Postdoctoral Teaching Fellows
Jordan Johansen
she/her/hersTeaching Fellow in the Humanities with appointments in the Department of Classics, the Center for the Study of Gender and Sexuality, and the College

Jordan Johansen is a Teaching Fellow in the Humanities with appointments in the Department of Classics, the Center for the Study of Gender and Sexuality, and the College. She is a scholar and teacher of ancient Mediterranean history, culture, and literature with a focus on Greco-Roman Egypt, gender and sexuality, environmental history, cross-cultural interactions, papyrology, and classical reception in the modern world. At UChicago, she has taught as the instructor of record elementary and intermediate courses in ancient Greek and Latin, courses on Greek and Roman civilization, and a prize lectureship on the life and afterlife of Cleopatra. In 2022-2023, she is teaching in the Gender and Sexuality in World Civilizations core sequence (Fall 2022), Intermediate Greek: Tragedy (Winter 2023), and Monstrous Women in Antiquity (Winter 2023).
Her current book project Flooding Borders: Imagined Spaces between Egypt and Nubia in the Greco-Roman Period draws on a diverse range of evidence from ancient Greek fiction to Egyptian inscriptions to Latin prose to re/de/construct the multiplicity of borders accumulated in the physical and imaginary spaces between Egypt and Nubia in the Greco-Roman period. In addition, her current research projects include epistolary spells in the Greek Magical Papyri, two ancient Greek documentary papyri from the University of Michigan collection, classical reception in 20th century literature written by African American women (Gwendolyn Brooks and Pauline Hopkins), and an ecocritical analysis of the Kandake episode (3.18-24) of The Alexander Romance.

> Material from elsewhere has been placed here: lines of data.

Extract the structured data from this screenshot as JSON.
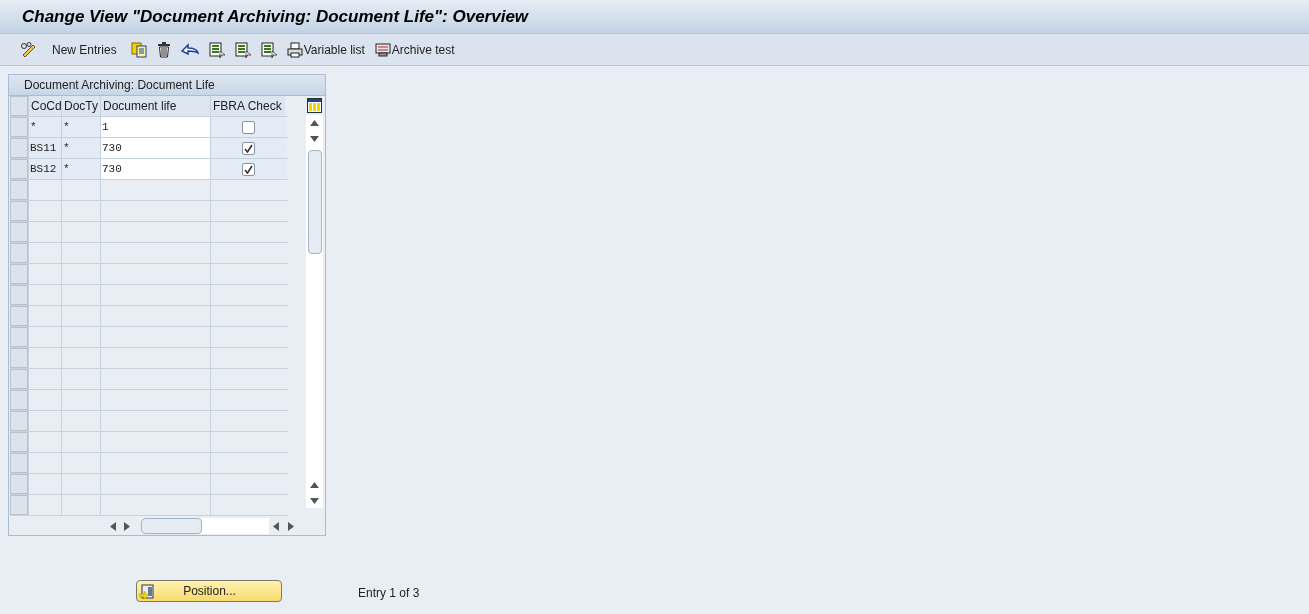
{
  "window": {
    "title": "Change View \"Document Archiving: Document Life\": Overview"
  },
  "toolbar": [
    {
      "kind": "glasses"
    },
    {
      "kind": "text",
      "label": "New Entries"
    },
    {
      "kind": "copy"
    },
    {
      "kind": "delete"
    },
    {
      "kind": "undo"
    },
    {
      "kind": "select"
    },
    {
      "kind": "select"
    },
    {
      "kind": "select"
    },
    {
      "kind": "print",
      "label": "Variable list"
    },
    {
      "kind": "archive",
      "label": "Archive test"
    }
  ],
  "table": {
    "title": "Document Archiving: Document Life",
    "columns": [
      "CoCd",
      "DocTy",
      "Document life",
      "FBRA Check"
    ],
    "rows": [
      {
        "cocd": "*",
        "doc_type": "*",
        "document_life": "1",
        "fbra_check": false
      },
      {
        "cocd": "BS11",
        "doc_type": "*",
        "document_life": "730",
        "fbra_check": true
      },
      {
        "cocd": "BS12",
        "doc_type": "*",
        "document_life": "730",
        "fbra_check": true
      }
    ]
  },
  "position_button": "Position...",
  "entry_info": "Entry 1 of 3"
}
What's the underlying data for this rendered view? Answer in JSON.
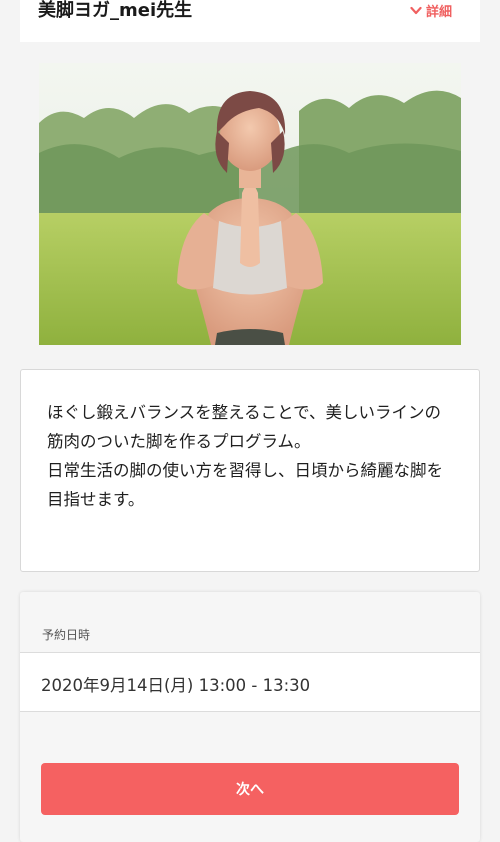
{
  "header": {
    "instructor_name": "美脚ヨガ_mei先生",
    "details_label": "詳細",
    "accent_color": "#f06060"
  },
  "photo": {
    "icon": "instructor-photo"
  },
  "description": {
    "text": "ほぐし鍛えバランスを整えることで、美しいラインの筋肉のついた脚を作るプログラム。\n日常生活の脚の使い方を習得し、日頃から綺麗な脚を目指せます。"
  },
  "booking": {
    "date_label": "予約日時",
    "date_value": "2020年9月14日(月)  13:00 - 13:30",
    "next_label": "次へ",
    "button_color": "#f56161"
  }
}
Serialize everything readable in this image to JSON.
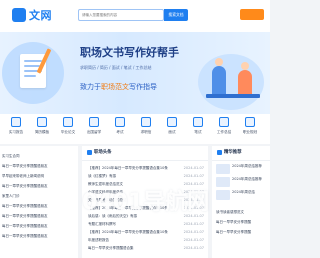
{
  "header": {
    "logo_text": "文网",
    "search_placeholder": "请输入您要搜索的内容",
    "search_button": "搜索文档"
  },
  "banner": {
    "title": "职场文书写作好帮手",
    "subtitle": "求职简历 / 简历 / 面试 / 笔试 / 工作总结",
    "slogan_prefix": "致力于",
    "slogan_highlight": "职场范文",
    "slogan_suffix": "写作指导"
  },
  "nav": {
    "items": [
      {
        "label": "实习报告",
        "icon": "document-icon"
      },
      {
        "label": "简历模板",
        "icon": "resume-icon"
      },
      {
        "label": "毕业论文",
        "icon": "graduation-icon"
      },
      {
        "label": "出国留学",
        "icon": "plane-icon"
      },
      {
        "label": "考试",
        "icon": "exam-icon"
      },
      {
        "label": "求职信",
        "icon": "letter-icon"
      },
      {
        "label": "面试",
        "icon": "interview-icon"
      },
      {
        "label": "笔试",
        "icon": "pen-icon"
      },
      {
        "label": "工作总结",
        "icon": "summary-icon"
      },
      {
        "label": "职业规划",
        "icon": "plan-icon"
      }
    ]
  },
  "left": {
    "items": [
      "实习生合同",
      "每日一章早安分享提醒语朋友",
      "早早起来带老师上新闻说明",
      "每日一章早安分享提醒语朋友",
      "家里人门诊",
      "每日一章早安分享提醒语朋友",
      "每日一章早安分享提醒语朋友",
      "每日一章早安分享提醒语朋友",
      "每日一章早安分享提醒语朋友"
    ]
  },
  "mid": {
    "title": "职场头条",
    "items": [
      {
        "text": "【推荐】2024年每日一章早安分享提醒语合集10条",
        "date": "2024-01-07"
      },
      {
        "text": "读《红楼梦》有感",
        "date": "2024-01-07"
      },
      {
        "text": "教师生涯年度总结范文",
        "date": "2024-01-07"
      },
      {
        "text": "小学语文科组年度总结",
        "date": "2024-01-07"
      },
      {
        "text": "关于开展考试动员的总结",
        "date": "2024-01-07"
      },
      {
        "text": "【推荐】2024年每日一章早安分享提醒语合集10条",
        "date": "2024-01-07"
      },
      {
        "text": "读后感：读《雨后的天空》有感",
        "date": "2024-01-07"
      },
      {
        "text": "专题汇报材料撰写",
        "date": "2024-01-07"
      },
      {
        "text": "【推荐】2024年每日一章早安分享提醒语合集10条",
        "date": "2024-01-07"
      },
      {
        "text": "年度述职报告",
        "date": "2024-01-07"
      },
      {
        "text": "每日一早早安分享提醒语合集",
        "date": "2024-01-07"
      }
    ]
  },
  "right": {
    "title": "精华推荐",
    "cards": [
      {
        "text": "2024年周总结推荐"
      },
      {
        "text": "2024年周总结推荐"
      },
      {
        "text": "2024年周总结"
      }
    ],
    "items": [
      "读书读者感想范文",
      "每日一早早安分享提醒",
      "每日一早早安分享提醒"
    ]
  },
  "watermark": "0401导航网"
}
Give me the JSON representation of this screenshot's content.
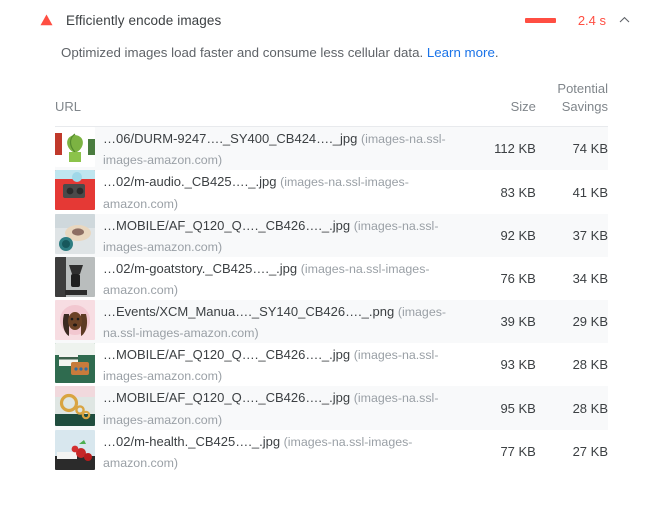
{
  "audit": {
    "icon": "warning-triangle-icon",
    "title": "Efficiently encode images",
    "score_bar_color": "#ff4e42",
    "time": "2.4 s",
    "collapse_icon": "chevron-up-icon",
    "description_before": "Optimized images load faster and consume less cellular data. ",
    "learn_more_label": "Learn more",
    "description_after": "."
  },
  "table": {
    "headers": {
      "url": "URL",
      "size": "Size",
      "savings_line1": "Potential",
      "savings_line2": "Savings"
    },
    "rows": [
      {
        "url": "…06/DURM-9247…._SY400_CB424…._jpg",
        "host": "(images-na.ssl-images-amazon.com)",
        "size": "112 KB",
        "savings": "74 KB",
        "thumb": "plant-thumbnail"
      },
      {
        "url": "…02/m-audio._CB425…._.jpg",
        "host": "(images-na.ssl-images-amazon.com)",
        "size": "83 KB",
        "savings": "41 KB",
        "thumb": "audio-gift-thumbnail"
      },
      {
        "url": "…MOBILE/AF_Q120_Q…._CB426…._.jpg",
        "host": "(images-na.ssl-images-amazon.com)",
        "size": "92 KB",
        "savings": "37 KB",
        "thumb": "watch-plate-thumbnail"
      },
      {
        "url": "…02/m-goatstory._CB425…._.jpg",
        "host": "(images-na.ssl-images-amazon.com)",
        "size": "76 KB",
        "savings": "34 KB",
        "thumb": "coffee-brewer-thumbnail"
      },
      {
        "url": "…Events/XCM_Manua…._SY140_CB426…._.png",
        "host": "(images-na.ssl-images-amazon.com)",
        "size": "39 KB",
        "savings": "29 KB",
        "thumb": "dog-thumbnail"
      },
      {
        "url": "…MOBILE/AF_Q120_Q…._CB426…._.jpg",
        "host": "(images-na.ssl-images-amazon.com)",
        "size": "93 KB",
        "savings": "28 KB",
        "thumb": "bag-thumbnail"
      },
      {
        "url": "…MOBILE/AF_Q120_Q…._CB426…._.jpg",
        "host": "(images-na.ssl-images-amazon.com)",
        "size": "95 KB",
        "savings": "28 KB",
        "thumb": "jewelry-thumbnail"
      },
      {
        "url": "…02/m-health._CB425…._.jpg",
        "host": "(images-na.ssl-images-amazon.com)",
        "size": "77 KB",
        "savings": "27 KB",
        "thumb": "health-berries-thumbnail"
      }
    ]
  }
}
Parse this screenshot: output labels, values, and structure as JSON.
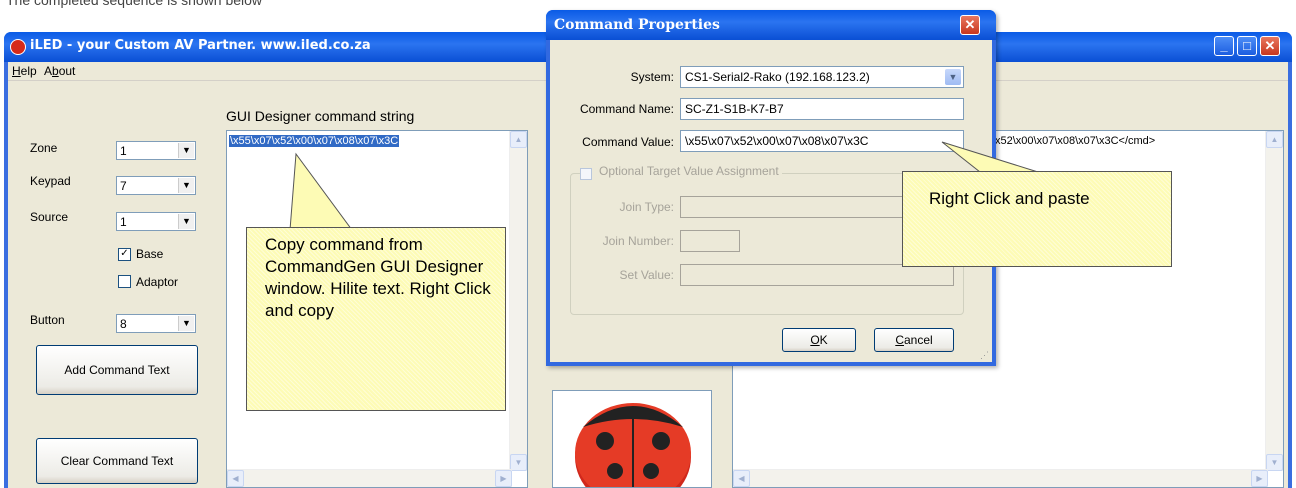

Jordan graduated from the University of Chicago in August 2022 with a PhD in the Program in the Ancient Mediterranean World from the Department of Classics. During her time at UChicago, she was active in institutional service as the co-chair on the provost’s Committee on Graduate Education, VP for Finance of Graduate Council, Classics representative to the Humanities Dean’s Student Advisory Board, Classics department social chair, and the coordinator for the Ancient Societies Workshop. Prior to her time at UChicago, she studied classical languages at the University of Vermont and the University of Dallas and was a Fulbright student in Cyprus. She is an alum of Southern Methodist University, where she graduated summa cum laude and ΦΒΚ with majors in history (honors), anthropology (honors), and music with a minor in human rights.
Paula Martin
she/theySocial Science Postdoctoral Teaching Fellow in Gender and Sexuality Studies and Comparative Human Development

Paula is a qualitative social scientist working in the fields of medical anthropology and sociology, gender studies, youth studies, and feminist science and technology studies. She holds a PhD from the Department of Comparative Human Development and a MA from the Crown Family School of Social Work, Policy, and Practice.
Her dissertation, "Practicing Gender", examined the interlocking logics of time, gender, and evidence that shape the provision of gender affirming care to young people in the United States. Based in clinical ethnographic observation, her work follows providers and young people as they use the tools of medical and scientific practice to craft livable worlds and envision more liberatory ones. The dissertation considers the specific use of early interventions into gender, such as puberty-suppressing medications and gender-affirming hormones, while also examining clinical research efforts attempting to articulate the impact of those interventions.